Memory vs. climate change: Summer then, heat panic today? Why such memories are deceptive

"When I was a child, there were only summers like this," says the aunt over coffee and cake.

Memory vs. climate change: Summer then, heat panic today? Why such memories are deceptive

"When I was a child, there were only summers like this," says the aunt over coffee and cake. "We used to have no heat," agrees her son. But today, according to the complaint, the high temperatures are being exaggerated and panic is being stirred up. Welcome to the summer of 2022! Now, at the latest, the small-talk topic of the weather has become a political issue.

People who, in their opinion, can remember their own summer youth down to the last detail play on the keyboard of nostalgic impressions, just like climate change deniers. Many decades later, they still want to remember how they allegedly spent weeks every year in the city pool in high temperatures and hours of sunshine.

"Personal record moments and extremes are what remain in the memory," says meteorologist Andreas Friedrich from the German Weather Service (DWD). Especially warm and sunny summers are more memorable than the rainy and colder ones. "People don't remember things statistically," said the expert in an interview with the German Press Agency.

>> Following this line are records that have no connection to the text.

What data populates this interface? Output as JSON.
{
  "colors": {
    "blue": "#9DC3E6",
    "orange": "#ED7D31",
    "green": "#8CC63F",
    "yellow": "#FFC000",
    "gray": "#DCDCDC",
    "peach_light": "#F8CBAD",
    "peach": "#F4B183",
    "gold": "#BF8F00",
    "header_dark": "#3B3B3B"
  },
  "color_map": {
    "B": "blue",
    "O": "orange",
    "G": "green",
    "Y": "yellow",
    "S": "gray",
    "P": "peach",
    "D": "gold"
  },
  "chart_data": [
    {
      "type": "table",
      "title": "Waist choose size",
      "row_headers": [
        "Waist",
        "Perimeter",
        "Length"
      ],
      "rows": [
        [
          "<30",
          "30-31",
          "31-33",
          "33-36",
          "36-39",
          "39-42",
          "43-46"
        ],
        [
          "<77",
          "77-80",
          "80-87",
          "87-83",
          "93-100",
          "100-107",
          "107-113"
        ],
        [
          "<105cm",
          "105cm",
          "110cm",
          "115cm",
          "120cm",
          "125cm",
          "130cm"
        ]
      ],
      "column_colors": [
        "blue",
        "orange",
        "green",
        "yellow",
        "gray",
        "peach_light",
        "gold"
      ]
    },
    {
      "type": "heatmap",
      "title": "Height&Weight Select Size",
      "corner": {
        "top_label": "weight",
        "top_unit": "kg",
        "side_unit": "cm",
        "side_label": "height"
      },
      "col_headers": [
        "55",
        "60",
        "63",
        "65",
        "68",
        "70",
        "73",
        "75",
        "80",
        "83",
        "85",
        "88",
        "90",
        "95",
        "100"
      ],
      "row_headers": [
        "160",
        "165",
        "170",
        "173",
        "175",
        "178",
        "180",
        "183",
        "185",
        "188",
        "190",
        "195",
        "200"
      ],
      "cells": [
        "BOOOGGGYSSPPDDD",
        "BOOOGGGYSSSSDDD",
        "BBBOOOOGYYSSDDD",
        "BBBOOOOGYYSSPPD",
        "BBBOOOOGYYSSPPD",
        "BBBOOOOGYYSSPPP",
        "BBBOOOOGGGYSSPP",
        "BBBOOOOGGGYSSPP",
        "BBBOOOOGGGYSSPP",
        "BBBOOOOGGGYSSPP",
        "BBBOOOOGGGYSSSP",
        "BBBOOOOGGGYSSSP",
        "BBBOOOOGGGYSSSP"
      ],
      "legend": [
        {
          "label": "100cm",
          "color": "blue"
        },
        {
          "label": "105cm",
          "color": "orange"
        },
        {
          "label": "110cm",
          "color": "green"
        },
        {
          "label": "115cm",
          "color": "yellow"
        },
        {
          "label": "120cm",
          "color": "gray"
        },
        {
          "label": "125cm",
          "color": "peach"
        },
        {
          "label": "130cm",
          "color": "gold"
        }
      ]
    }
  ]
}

The famous song by Rudi Carrell shows that not everything was sunshine and roses in the past. There must have been a reason why the entertainer warbled longingly in May 1975 when it would really be summer again. In August of the same year it is actually hot: there is a moderate heat wave with temperatures up to around 35 degrees Celsius.

However, it is not easy to conclude from such individual events that it used to be just as hot as it is today. Not even from decades-old newspaper headlines and articles that are posted up and down on social media and in which actual or supposed record temperatures were reported at the time.

"A single extreme event is always just a manifestation of weather," said Karsten Haustein from the Institute for Meteorology at the University of Leipzig the Science Media Center (SMC). This could theoretically occur under many climate conditions. "What is changing is the frequency of certain weather patterns, such as heat and precipitation extremes."

"Weather and climate are often confused," says meteorologist Friedrich. Trends can only be seen by observing the weather over a longer period of time — around 30 years. So the following applies: the decisive factor is the data, not the feeling.

According to DWD data, in June between 1991 and 2020 it was on average one degree warmer than between 1961 and 1990. This year's exceptionally warm, very dry and extremely sunny June was even two degrees higher at 18.4 degrees.

"A heatwave that would have been an event of the century without climate change is now a normal summer," quotes the SMC as saying Friederike Otto of the Environmental Change Institute at the University of Oxford. "What would have been impossible without climate change are now the new extreme events."

One value impressively demonstrates this: 40 degrees Celsius. This temperature was exceeded at two weather stations in Germany for the first time in 1983 - a good 100 years after weather records began in 1881. The next time the mark was broken 20 years later in the legendary "summer of the century" in 2003. After another twelve years, more than 40 degrees were measured again in August 2015 at three stations, four years later in July 2019 even at 25.

The gaps are getting shorter: now only three years have passed until the value was torn again this July. "In 20 years, a temperature of more than 40 degrees will possibly be measured somewhere in Germany every summer," says Friedrich. "Heat waves will increase, there will always be record temperatures."

DWD meteorologist Adrian Leyser certifies that voices claiming that there were often days with more than 40 degrees in the past are "at best" a "distorted, subjective perception".

"In Europe, the number of heat waves will continue to increase dramatically in the coming decades," agrees the Leipzig climate researcher Haustein. The short phases of particularly intense heat in the current summer and in previous years "should be warning enough to deal with adaptation measures in good time".